L’ensemble solidaire constitué par Les Mœurs des Israélites et le Commentaire littéral de dom Calmet fit l’objet d’une réfutation hystérique et odieuse due à Voltaire. Si celui-ci dit du bien de Claude Fleury dans Le Siècle de Louis XIV (« vécut à la cour dans la solitude et le travail »), il ne cessa de présenter les Juifs comme un peuple de sauvages pratiquant, en vrac, zoophilie, coprophagie, cannibalisme et sacrifices humains. Aussi longtemps qu’on n’aura pas trouvé un autre candidat, sensiblement antérieur, Voltaire doit être regardé comme l’inventeur de l’antisémitisme racial et laïc.
Il faut s’interroger sur la portée et peut-être même l’utilité du philosémitisme chrétien : d’un côté, il n’a empêché aucune horreur de se produire ; de l’autre, de nombreux « Justes parmi les nations » furent des prêtres ou des pasteurs. Prêtre de l’Église catholique (donc universelle), Claude Fleury a célébré la grandeur, la majesté, la noblesse de l’ancienne civilisation juive et il a eu raison de le faire. Dom Calmet et l’abbé Guenée, qui réfuta les textes antisémites de Voltaire, apparaissent comme ses continuateurs.

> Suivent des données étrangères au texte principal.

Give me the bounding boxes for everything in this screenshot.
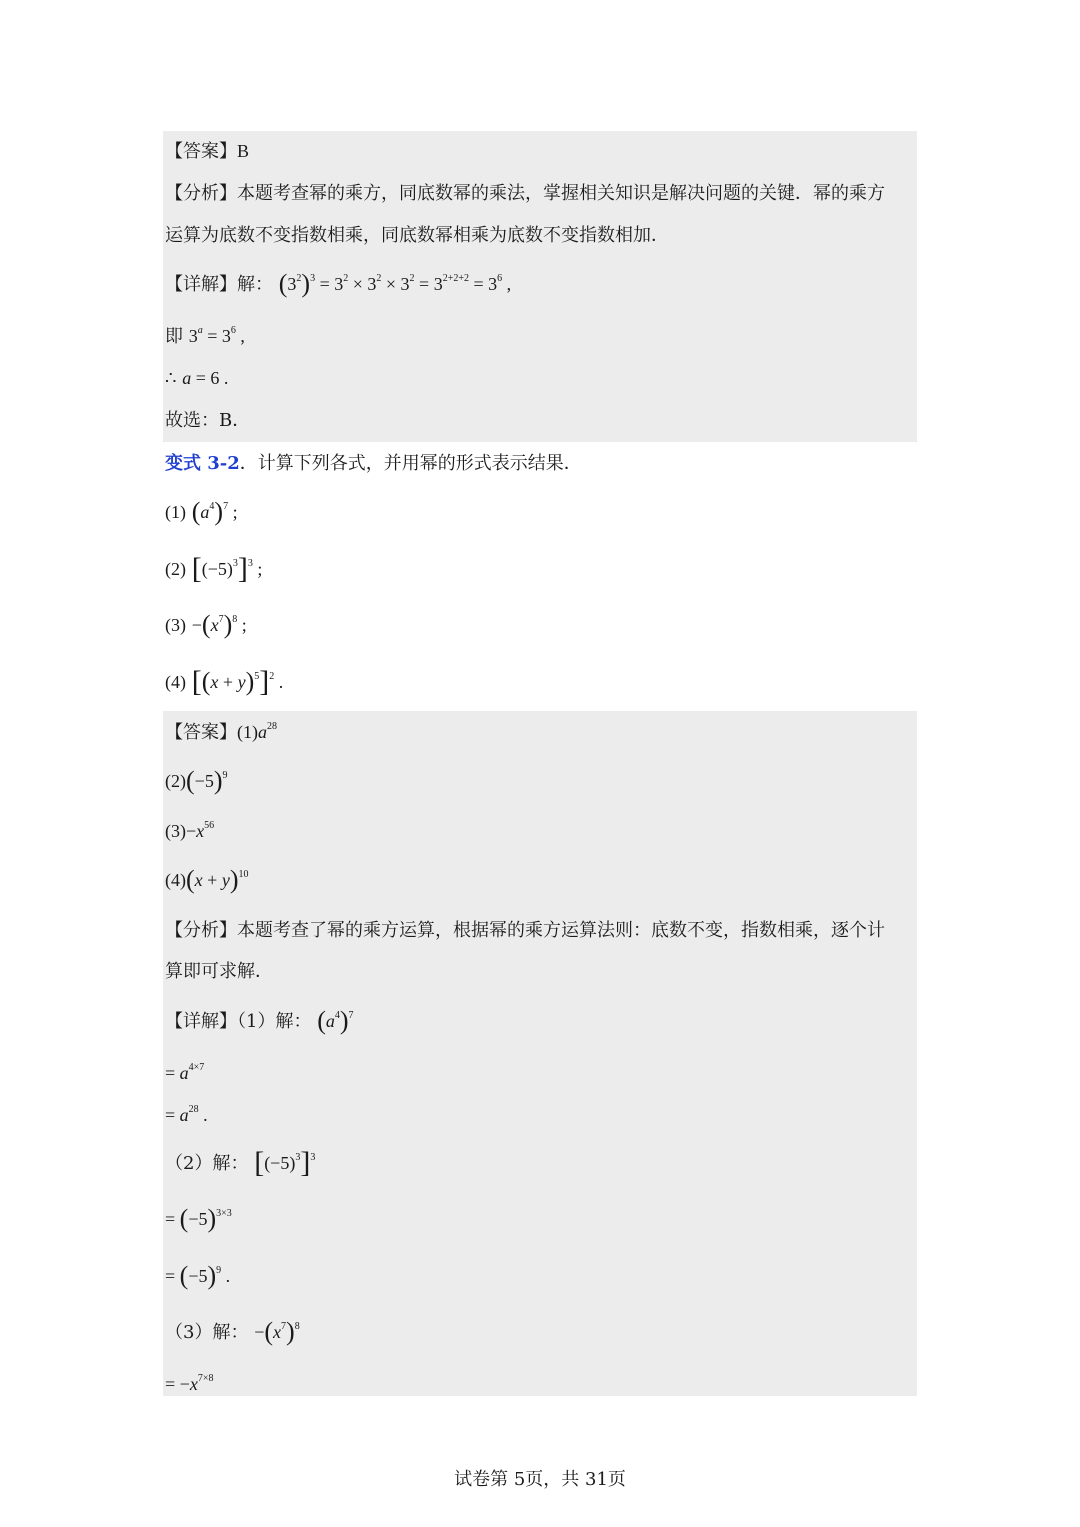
- detail-line: 【详解】解： $(3^2)^3 = 3^2 \times 3^2 \times 3^2 = 3^{2+2+2} = 3^6$ ,: [165, 269, 512, 298]
- question-item-3: $(3) -(x^7)^8$ ;: [165, 610, 247, 639]
- answer2-line-2: $(2)(-5)^9$: [165, 766, 228, 795]
- therefore-line: ∴ a = 6 .: [165, 368, 229, 389]
- answer-line: 【答案】B: [165, 141, 250, 162]
- question-line: 变式 3-2．计算下列各式，并用幂的形式表示结果．: [165, 453, 582, 474]
- page-footer: 试卷第 5页，共 31页: [454, 1469, 626, 1490]
- detail2-line-2: （2）解： $[(-5)^3]^3$: [165, 1146, 316, 1179]
- question-item-4: (4) $[(x + y)^5]^2$ .: [165, 665, 284, 698]
- detail2-step-3: = $(-5)^{3\times 3}$: [165, 1204, 232, 1233]
- question-item-1: (1) $(a^4)^7$ ;: [165, 497, 238, 526]
- detail2-step-2: = $a^{28}$ .: [165, 1104, 208, 1125]
- detail2-step-5: = $-x^{7\times 8}$: [165, 1373, 214, 1394]
- analysis2-line-1: 【分析】本题考查了幂的乘方运算，根据幂的乘方运算法则：底数不变，指数相乘，逐个计: [165, 920, 885, 941]
- analysis-line-1: 【分析】本题考查幂的乘方，同底数幂的乘法，掌握相关知识是解决问题的关键．幂的乘方: [165, 183, 885, 204]
- answer2-line-1: 【答案】$(1)a^{28}$: [165, 721, 277, 743]
- answer-block-2: [163, 711, 917, 1396]
- detail2-step-4: = $(-5)^9$ .: [165, 1261, 231, 1290]
- step-line: 即 $3^a = 3^6$ ,: [165, 325, 245, 347]
- analysis-line-2: 运算为底数不变指数相乘，同底数幂相乘为底数不变指数相加．: [165, 225, 669, 246]
- detail2-line-3: （3）解： $-(x^7)^8$: [165, 1317, 300, 1346]
- choice-line: 故选：B．: [165, 410, 251, 431]
- analysis2-line-2: 算即可求解．: [165, 961, 273, 982]
- detail2-step-1: = $a^{4\times 7}$: [165, 1062, 205, 1083]
- question-item-2: (2) $[(-5)^3]^3$ ;: [165, 552, 263, 585]
- answer2-line-4: $(4)(x + y)^{10}$: [165, 865, 249, 894]
- detail2-line-1: 【详解】（1）解： $(a^4)^7$: [165, 1006, 354, 1035]
- answer2-line-3: $(3)-x^{56}$: [165, 820, 215, 841]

Tous trois jouèrent-ils un rôle dans l’évolution de l’Église dans son rapport au judaïsme, passé en moins d’un siècle de « l’enseignement du mépris » à une attitude de respect et d’intérêt (on attend semblable conversion de la part de l’islam) ? Abondamment réédités et diffusés, leurs livres ont, de manière inévitable, exercé une influence. Mais de quel ordre ?
Gilles Banderier
Volker Kapp est professeur émérite de littérature française et italienne à l’université de Kiel. On lui doit notamment des études sur Fénelon.